Ad ogni modo, sia che si aderisca a questa impostazione, sia che ci si
mantenga, invece, fedeli al canone in base al quale la normativa europea non
può avere effetti in malam partem, resta il problema dell’ammissibilità del rinvio
mobile o formale, contenuto nell’art. 32 della legge più volte citata.
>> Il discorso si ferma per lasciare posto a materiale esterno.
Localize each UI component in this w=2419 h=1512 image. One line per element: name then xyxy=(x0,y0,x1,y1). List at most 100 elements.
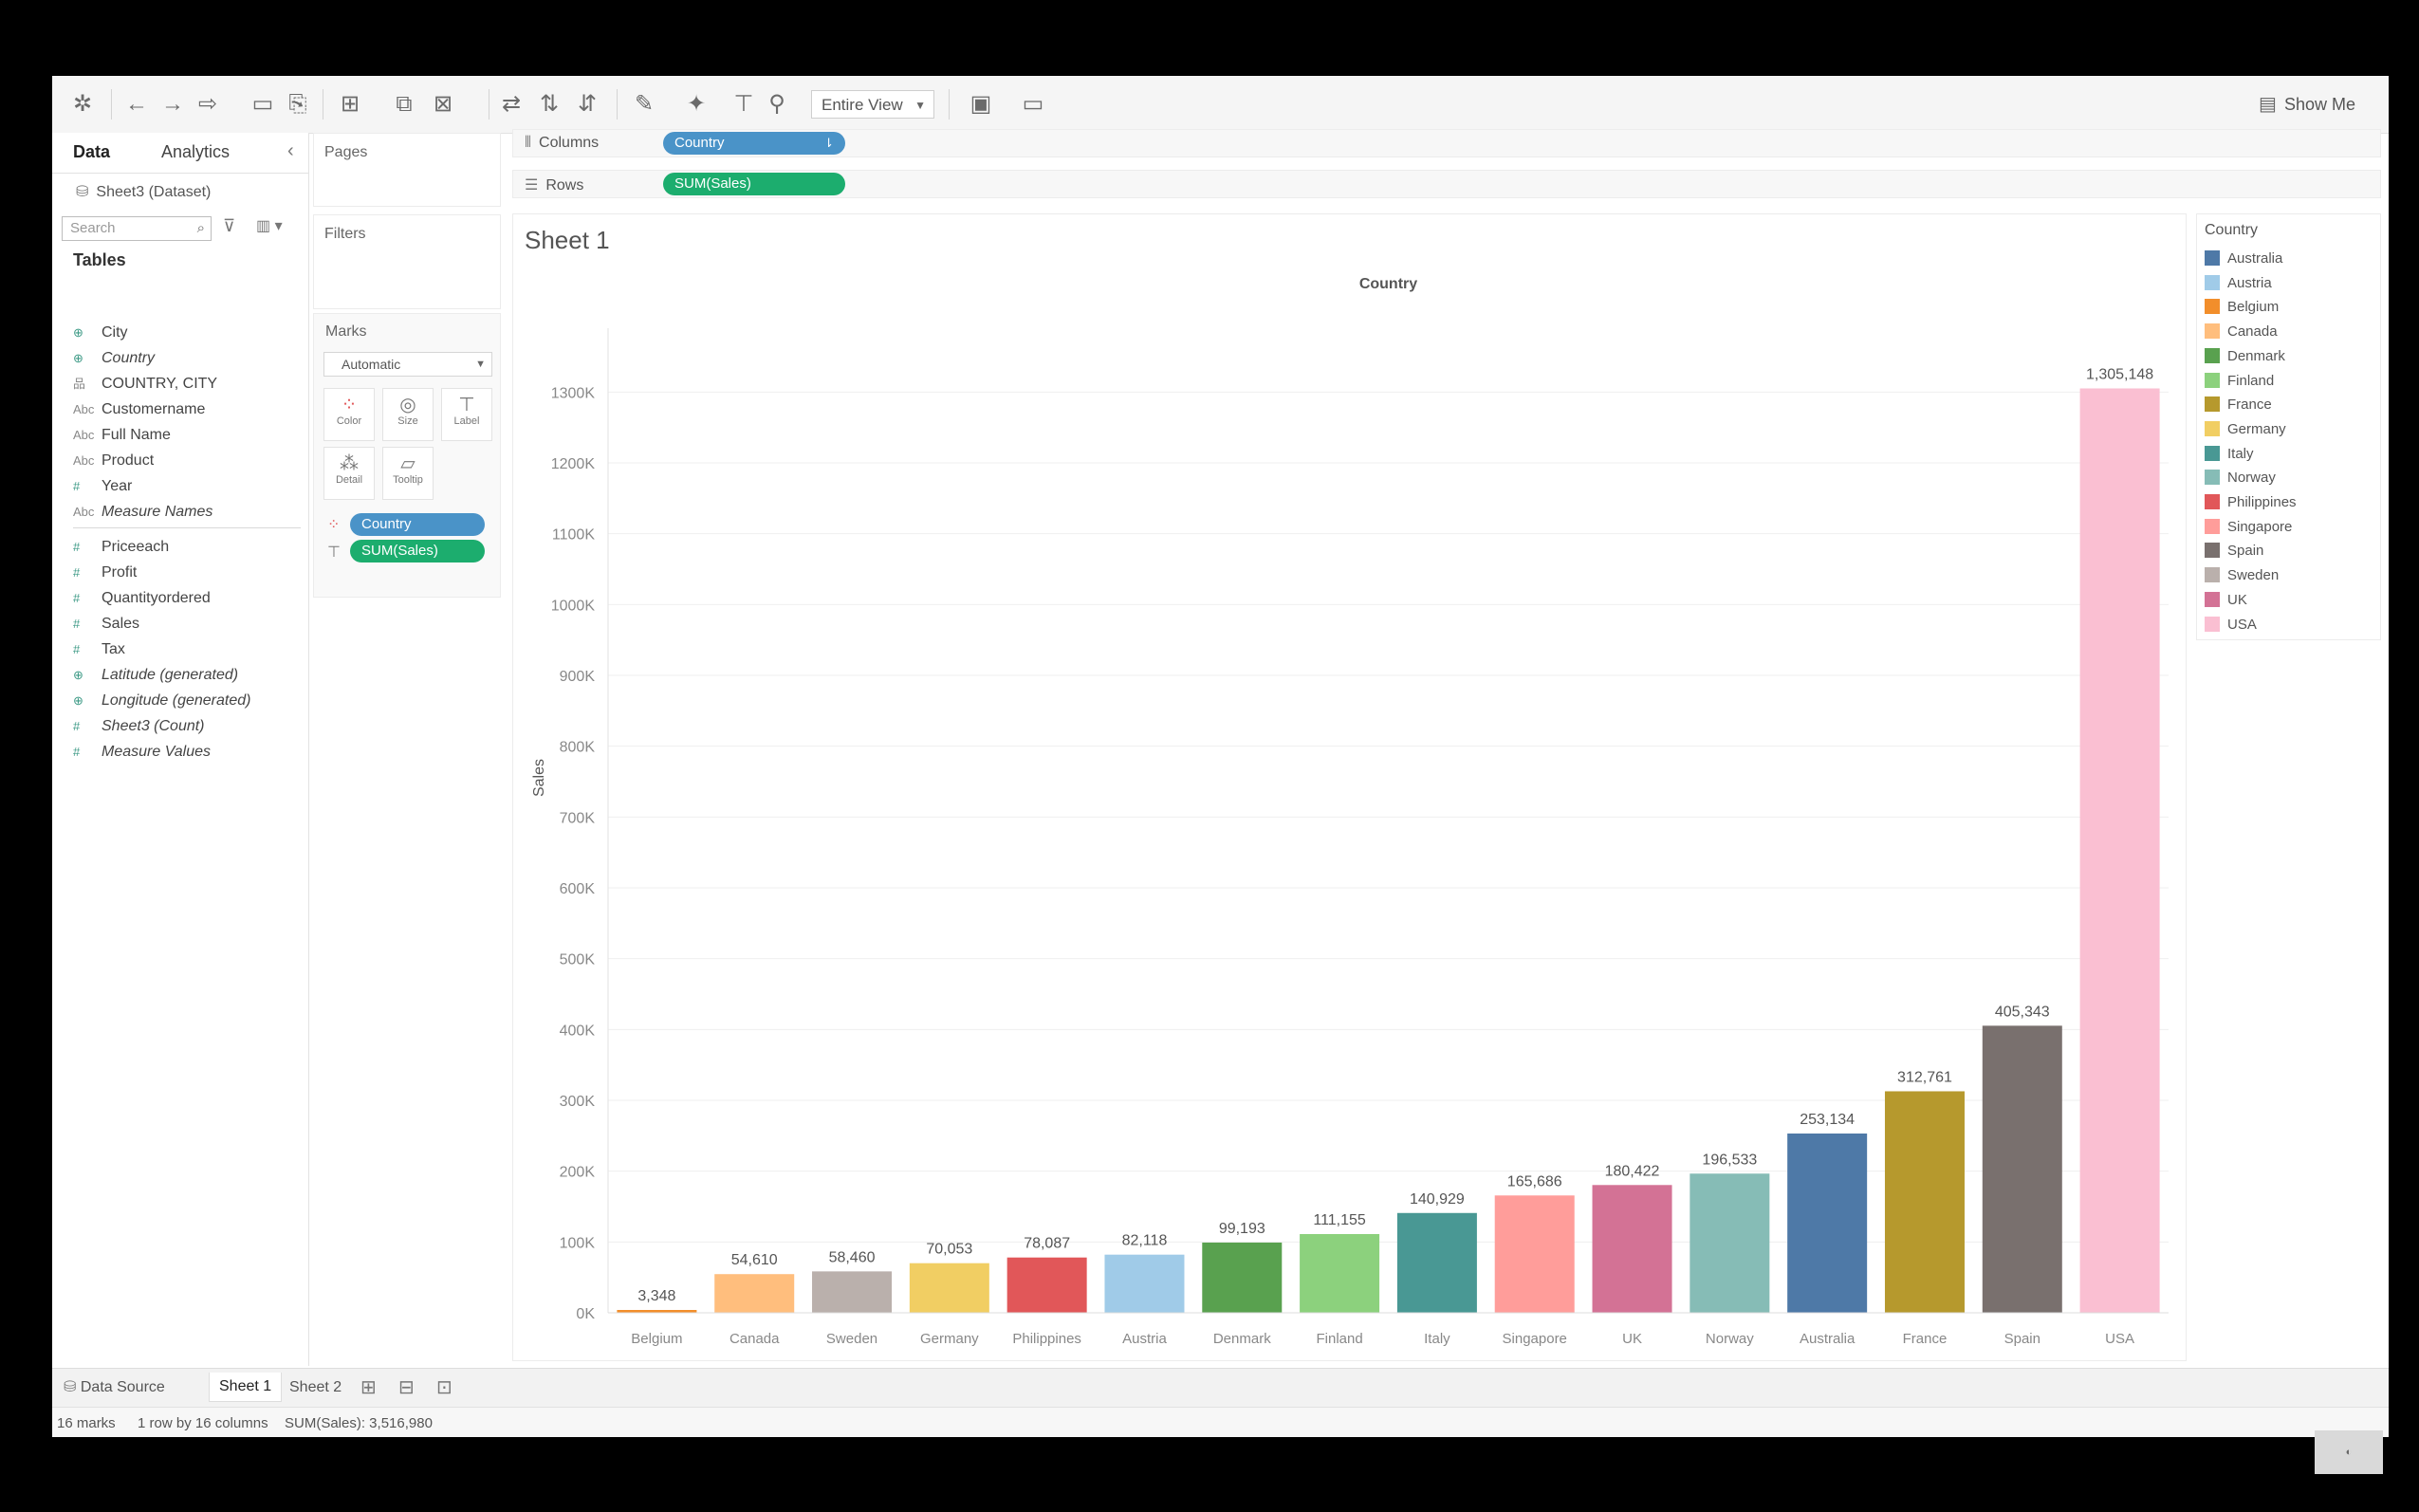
label-sales-pill[interactable]: SUM(Sales) xyxy=(350,540,485,562)
columns-country-pill[interactable]: Country ⇂ xyxy=(663,132,845,155)
show-cards-icon[interactable]: ▣ xyxy=(968,91,994,118)
filters-shelf[interactable] xyxy=(313,214,501,309)
collapse-pane-icon[interactable]: ‹ xyxy=(287,140,294,162)
legend-swatch xyxy=(2205,543,2220,559)
legend-swatch xyxy=(2205,518,2220,534)
legend-item[interactable]: Denmark xyxy=(2205,347,2285,369)
show-me-button[interactable]: ▤ Show Me xyxy=(2259,91,2355,118)
swap-icon[interactable]: ⇄ xyxy=(498,91,525,118)
x-category-label: Austria xyxy=(1122,1331,1167,1347)
marks-label-button[interactable]: ⊤ Label xyxy=(441,388,492,441)
columns-shelf[interactable]: ⦀ Columns Country ⇂ xyxy=(512,129,2381,157)
label-icon: ⊤ xyxy=(458,395,475,415)
new-datasource-icon[interactable]: ⎘ xyxy=(285,91,311,118)
field-item[interactable]: Abc Full Name xyxy=(73,423,171,448)
datasource-item[interactable]: ⛁ Sheet3 (Dataset) xyxy=(76,182,211,201)
sort-indicator-icon: ⇂ xyxy=(823,136,834,150)
fix-axes-icon[interactable]: ⚲ xyxy=(764,91,790,118)
legend-swatch xyxy=(2205,347,2220,363)
bar-usa xyxy=(2079,388,2160,1313)
sort-descending-icon[interactable]: ⇵ xyxy=(574,91,600,118)
replay-icon[interactable]: ⇨ xyxy=(194,91,221,118)
new-worksheet-icon[interactable]: ⊞ xyxy=(360,1376,377,1399)
filter-icon[interactable]: ⊽ xyxy=(223,216,235,236)
field-item[interactable]: ⊕ Longitude (generated) xyxy=(73,689,250,713)
y-tick-label: 900K xyxy=(560,669,596,685)
legend-item[interactable]: Sweden xyxy=(2205,567,2279,588)
x-category-label: Australia xyxy=(1800,1331,1856,1347)
rows-sales-pill[interactable]: SUM(Sales) xyxy=(663,173,845,195)
sheet2-tab[interactable]: Sheet 2 xyxy=(289,1376,342,1399)
undo-icon[interactable]: ← xyxy=(123,91,150,118)
bar-finland xyxy=(1300,1234,1380,1313)
sheet1-tab[interactable]: Sheet 1 xyxy=(209,1373,283,1402)
detail-label: Detail xyxy=(335,474,363,486)
legend-item[interactable]: UK xyxy=(2205,591,2247,613)
field-item[interactable]: Abc Measure Names xyxy=(73,500,212,525)
save-icon[interactable]: ▭ xyxy=(249,91,276,118)
duplicate-sheet-icon[interactable]: ⧉ xyxy=(391,91,417,118)
legend-item[interactable]: Spain xyxy=(2205,543,2263,563)
y-tick-label: 0K xyxy=(576,1306,595,1322)
field-item[interactable]: # Tax xyxy=(73,637,125,662)
redo-icon[interactable]: → xyxy=(159,91,186,118)
legend-item[interactable]: USA xyxy=(2205,616,2257,637)
rows-shelf[interactable]: ☰ Rows SUM(Sales) xyxy=(512,170,2381,198)
field-search-input[interactable]: Search ⌕ xyxy=(62,216,212,241)
highlight-icon[interactable]: ✎ xyxy=(631,91,657,118)
clear-sheet-icon[interactable]: ⊠ xyxy=(430,91,456,118)
sort-ascending-icon[interactable]: ⇅ xyxy=(536,91,563,118)
presentation-icon[interactable]: ▭ xyxy=(1020,91,1046,118)
sheet-tabs-bar: ⛁ Data Source Sheet 1 Sheet 2 ⊞ ⊟ ⊡ xyxy=(52,1368,2389,1407)
pin-icon[interactable]: ✦ xyxy=(683,91,710,118)
color-country-pill[interactable]: Country xyxy=(350,513,485,536)
field-item[interactable]: ⊕ Country xyxy=(73,346,155,371)
field-item[interactable]: Abc Customername xyxy=(73,397,205,422)
legend-item[interactable]: Italy xyxy=(2205,445,2254,467)
legend-item[interactable]: Austria xyxy=(2205,274,2272,296)
field-item[interactable]: # Measure Values xyxy=(73,740,211,765)
field-item[interactable]: # Sales xyxy=(73,612,139,636)
field-item[interactable]: # Profit xyxy=(73,561,137,585)
field-item[interactable]: # Priceeach xyxy=(73,535,169,560)
field-item[interactable]: ⊕ City xyxy=(73,321,128,345)
legend-item[interactable]: Germany xyxy=(2205,420,2286,442)
show-labels-icon[interactable]: ⊤ xyxy=(730,91,757,118)
mark-type-select[interactable]: Automatic ▼ xyxy=(323,352,492,377)
field-item[interactable]: # Sheet3 (Count) xyxy=(73,714,205,739)
legend-item[interactable]: Philippines xyxy=(2205,494,2297,515)
data-source-tab[interactable]: ⛁ Data Source xyxy=(64,1376,165,1399)
new-worksheet-icon[interactable]: ⊞ xyxy=(337,91,363,118)
data-pane: Data Analytics ‹ ⛁ Sheet3 (Dataset) Searc… xyxy=(52,133,309,1366)
legend-item[interactable]: France xyxy=(2205,396,2272,417)
marks-color-button[interactable]: ⁘ Color xyxy=(323,388,375,441)
legend-item[interactable]: Australia xyxy=(2205,250,2282,271)
new-story-icon[interactable]: ⊡ xyxy=(436,1376,452,1399)
field-item[interactable]: # Year xyxy=(73,474,132,499)
hierarchy-icon: 品 xyxy=(73,377,86,391)
pages-shelf[interactable] xyxy=(313,133,501,207)
legend-item[interactable]: Norway xyxy=(2205,470,2276,490)
field-item[interactable]: 品 COUNTRY, CITY xyxy=(73,372,217,396)
tab-data[interactable]: Data xyxy=(73,142,110,162)
legend-item[interactable]: Finland xyxy=(2205,372,2274,394)
marks-detail-button[interactable]: ⁂ Detail xyxy=(323,447,375,500)
legend-item[interactable]: Canada xyxy=(2205,323,2278,344)
bar-norway xyxy=(1690,1173,1770,1313)
marks-size-button[interactable]: ◎ Size xyxy=(382,388,434,441)
fit-view-select[interactable]: Entire View ▼ xyxy=(811,90,934,119)
legend-item[interactable]: Singapore xyxy=(2205,518,2292,540)
y-tick-label: 500K xyxy=(560,952,596,968)
legend-item[interactable]: Belgium xyxy=(2205,299,2279,320)
field-item[interactable]: Abc Product xyxy=(73,449,154,473)
field-item[interactable]: # Quantityordered xyxy=(73,586,211,611)
tab-analytics[interactable]: Analytics xyxy=(161,142,230,162)
field-item[interactable]: ⊕ Latitude (generated) xyxy=(73,663,238,688)
tableau-logo-icon[interactable]: ✲ xyxy=(69,91,96,118)
view-options-icon[interactable]: ▥ ▾ xyxy=(256,216,283,235)
bar-value-label: 78,087 xyxy=(1024,1236,1070,1252)
columns-icon: ⦀ xyxy=(525,135,532,151)
new-dashboard-icon[interactable]: ⊟ xyxy=(398,1376,415,1399)
toolbar-separator xyxy=(111,89,112,120)
marks-tooltip-button[interactable]: ▱ Tooltip xyxy=(382,447,434,500)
Le ricadute
sul piano della legalità sono evidenti e basterebbe solo questo a paralizzare
l’applicazione del regolamento comunitario.
La necessità che il rinvio ad una fonte diversa dalla legge, in caso di norma
penale in bianco sia fisso
296, è sostenuto da più parti: pur nella consapevolezza
che la tecnica di rinvio recettizio risulti in concreto poco efficace rispetto alle
esigenze di aggiornamento continuo di talune materie, si ritiene che sia l’unica
ammissibile in quanto conforme all’art. 25, co. 2, Cost.
È sufficiente accennare al fatto che tale tecnica di rimando ad altra normativa
mal si presta ad essere utilizzata rispetto alle norme comunitarie a carattere
tecnico, a causa dei frequenti mutamenti cui queste ultime sono di regola
soggette. Tuttavia, rispetto alle norme comunitarie appena ricordate, ostico
296 Il rinvio recettizio o fisso si ha nel caso in cui la norma rinviante faccia riferimento solo alla norma esplicitamente richiamata, cristallizzandone così il contenuto precettivo.